BAKU, Azerbaijan, September 14. Gas price caps proposed by Europe will not solve the fundamental problems, Trend reports with reference to Rystad Energy.
European gas prices have plummeted after the European Union started discussing whether to impose a price cap on some or all of its gas imports.
“While the European Commission originally proposed only hitting Russian volumes, other sources like Norway may also be affected. Months of geopolitical wrangling have left the European gas market whiplashed, with volatile prices stemming from lack of supply, potential market intervention, and wider uncertainty.

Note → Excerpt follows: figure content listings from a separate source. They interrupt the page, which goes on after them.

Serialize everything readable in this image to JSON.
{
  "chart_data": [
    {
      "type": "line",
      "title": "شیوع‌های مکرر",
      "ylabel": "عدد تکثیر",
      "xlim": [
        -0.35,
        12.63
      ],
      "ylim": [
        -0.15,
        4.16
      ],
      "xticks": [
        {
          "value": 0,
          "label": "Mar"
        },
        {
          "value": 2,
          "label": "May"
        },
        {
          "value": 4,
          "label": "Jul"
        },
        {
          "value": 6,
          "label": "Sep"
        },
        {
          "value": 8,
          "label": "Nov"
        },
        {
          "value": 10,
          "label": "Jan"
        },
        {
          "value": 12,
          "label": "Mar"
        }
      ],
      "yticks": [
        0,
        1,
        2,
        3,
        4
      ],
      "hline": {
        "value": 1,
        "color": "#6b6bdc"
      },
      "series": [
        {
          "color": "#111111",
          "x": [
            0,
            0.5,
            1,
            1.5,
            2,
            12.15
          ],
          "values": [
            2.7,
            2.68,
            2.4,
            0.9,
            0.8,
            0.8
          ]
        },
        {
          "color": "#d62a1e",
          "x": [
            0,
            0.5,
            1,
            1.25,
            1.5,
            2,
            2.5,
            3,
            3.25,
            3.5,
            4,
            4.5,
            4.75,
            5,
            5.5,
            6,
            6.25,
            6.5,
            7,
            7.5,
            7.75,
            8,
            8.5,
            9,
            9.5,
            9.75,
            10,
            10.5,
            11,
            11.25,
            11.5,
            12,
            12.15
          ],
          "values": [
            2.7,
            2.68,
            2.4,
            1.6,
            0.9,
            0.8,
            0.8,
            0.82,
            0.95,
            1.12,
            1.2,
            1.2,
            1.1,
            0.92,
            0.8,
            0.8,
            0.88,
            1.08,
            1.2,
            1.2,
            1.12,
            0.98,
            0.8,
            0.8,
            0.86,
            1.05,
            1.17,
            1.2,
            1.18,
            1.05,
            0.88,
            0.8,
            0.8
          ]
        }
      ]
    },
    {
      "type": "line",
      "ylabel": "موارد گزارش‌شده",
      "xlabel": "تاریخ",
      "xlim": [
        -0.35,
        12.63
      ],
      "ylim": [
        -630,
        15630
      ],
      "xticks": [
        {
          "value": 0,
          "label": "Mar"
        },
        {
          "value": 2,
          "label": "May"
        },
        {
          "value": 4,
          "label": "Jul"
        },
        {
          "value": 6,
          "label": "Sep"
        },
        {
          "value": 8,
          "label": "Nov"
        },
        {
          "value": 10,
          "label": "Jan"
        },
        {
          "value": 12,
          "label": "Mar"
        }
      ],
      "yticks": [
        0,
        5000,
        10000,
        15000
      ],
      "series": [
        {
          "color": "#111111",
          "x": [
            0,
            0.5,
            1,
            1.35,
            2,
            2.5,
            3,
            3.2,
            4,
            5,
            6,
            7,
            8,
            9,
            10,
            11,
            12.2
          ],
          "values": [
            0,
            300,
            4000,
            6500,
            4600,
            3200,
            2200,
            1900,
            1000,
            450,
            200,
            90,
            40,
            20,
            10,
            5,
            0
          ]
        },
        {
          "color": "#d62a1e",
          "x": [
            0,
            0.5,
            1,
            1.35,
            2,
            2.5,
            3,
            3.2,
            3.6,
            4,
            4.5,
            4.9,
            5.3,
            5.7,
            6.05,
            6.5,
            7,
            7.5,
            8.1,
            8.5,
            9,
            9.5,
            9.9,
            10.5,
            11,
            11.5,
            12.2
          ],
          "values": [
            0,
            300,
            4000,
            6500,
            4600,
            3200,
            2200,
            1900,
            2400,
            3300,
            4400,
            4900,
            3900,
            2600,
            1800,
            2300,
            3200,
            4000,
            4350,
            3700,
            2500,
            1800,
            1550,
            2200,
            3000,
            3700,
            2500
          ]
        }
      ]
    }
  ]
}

In the view of most experts and policymakers, the gas market is broken – but how it should be supported or fixed is an ongoing conversation with no clear resolution in sight,” reads the latest report from Rystad Energy.
The company analysts point out that the European gas market is unrecognizable from a year ago.
“In the past month, gas has traded in the range of $195 to $346 per megawatt-hour, which corresponds to an oil price of between $331 and $588 per barrel. Gas is now the most important commodity in Europe. Germany spent about €35.39 billion in 2021 on imported pipeline gas at the German border, or about 1% of the country’s gross domestic product (GDP). This year Germany had already spent €30.84 billion on gas at the half-year mark due to the soaring gas prices, according to government agency BAFA. If this continues, the country is on track to double its expenditure on gas by the end of this year,” says the report.
Rystad Energy believes that replacing just half of the gas flows from Russia will be a monumental task requiring huge investment and time.
“The role of gas in the European power mix is assured for decades to come, but without a restoration of Russian flows or increased supply from elsewhere, it will likely feature less.”